Every week Cole Patterson will break down the performance of the New York Jets tight ends. Here is his take on week one.
Grading Scale: Tight end is an interesting position to grade out, given that they are responsible for both receiving and blocking. As receivers in this offense, tight ends will be asked to line up anywhere from slot, to split end, to flanker and be responsible for the entire route tree. As blockers in the offense, they will be assigned delayed releases, one-on-one blocks, or simply to chip a pass rusher. With these roles in mind, it is difficult to create a complex grading scale based on YPC or blocking, as the play may conclude before the tight end’s true role on the play is clear. All of that is to say, because the tight end position is so enigmatic, a simple letter based grading scale is best employed.
- A = Entirely positive impact
- B = Consistent positive impact, few minor mistakes
- C = Equal level of positive and negative impact, average, or made no impact plays whatsoever
- D = Mostly negative impact, with room for improvement
- F = Entirely negative impact
Jeff Cumberland – 4 receptions (5 targets), 50 yards, 55 snaps
Cumberland had an all around solid performance in the season opener and validated the contract he signed to return to the New York Jets. Cumberland was targeted five times and hauled in four of them. On Cumberland’s first target, the Jets ran a play fake. He chipped an edge rusher and quickly released into the flat. He caught the ball behind the line of scrimmage and turned up field for a six yard gain. On Cumberland’s second reception, he lined up tight to the right of Breno Giacomini on a third and 21. He and Willie Colon (after Giacomini was badly beaten) held off Kahlil Mack while the play developed. With nobody open, Cumberland slipped out on a delayed release. He (again) showed off his wheels, adding nine yards after the catch and making Nick Folk’s life much easier. Cumberland’s third reception was his best of the day. He motioned to the right side of the formation on second and six at the Oakland 29. This time he shot right up the seam, splitting Tyvon Branch and (a grossly overmatched) Justin Tuck, hauled in the pass, and took the ball right down to the three yard line.
Cumberland’s biggest mistake of the night, however, is what one probably remembers best. On a first and ten on the Jets 44 the Jets came out in a three tight end look. Cumberland ran the same seam route from earlier on the other side of the formation, again splitting the defenders. This time, however, Cumberland misjudged a ball the Geno Smith threw with the expectation that his tight end would run through the route. Instead, Cumberland got completely turned around three quarters of the way through the route and could not haul in a pass that would have put them deep in Raiders territory.

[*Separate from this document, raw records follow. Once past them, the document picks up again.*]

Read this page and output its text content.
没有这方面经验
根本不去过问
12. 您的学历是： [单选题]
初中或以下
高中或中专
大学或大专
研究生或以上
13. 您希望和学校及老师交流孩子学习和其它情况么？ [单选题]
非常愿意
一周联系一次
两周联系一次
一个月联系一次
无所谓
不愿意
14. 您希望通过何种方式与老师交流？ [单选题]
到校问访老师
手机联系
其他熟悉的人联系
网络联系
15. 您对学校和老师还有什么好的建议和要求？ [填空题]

Finally, as a blocker, Cumberland was hot and cold. Cumberland allowed one sack and three run stuffs (including the Smith fumble). However, there were a few plays where he drove his man clear out of the play and even pancaked Tuck at one point.
Jace Amaro – 2 receptions (4 targets), 7 yards, 21 snaps
Amaro’s regular season debut as a pass catcher was not one to write home about. He caught only 50% of his targets and only saw the field for 21 snaps. However, it is understandable that the coaching staff would want to ease him into an expanded role.Amaro continued to build off his strong preseason as a blocker in both the running and passing games. He made numerous down field blocks and stonewalled a pass rusher on one play.
Expect his role to increase as the season moves on.
Zach Sudfeld – 7 snaps
Sudfeld only saw the field for a handful of snaps (7). He made no impact on these plays aside from occupying defenders in the passing game.
Notes and Conclusions
The Jets used a few three tight end sets, as expected. With Decker as the primary receiver and Cumberland, Amaro, and Sudfeld in the game the team presents a serious size mismatch to the opponents. Look for the Jets to go back to this strategy in the red zone often.
As we at TOJ have been expecting all offseason, Cumberland and Amaro saw more snaps than the game-plan irrelevant fourth and fifth receivers. One interesting note is that Cumberland saw 55 snaps (79%) while Kerley saw only 45 (64%). This, however, may have been game plan specific as to take advantage of the Raiders small(ish) linebackers.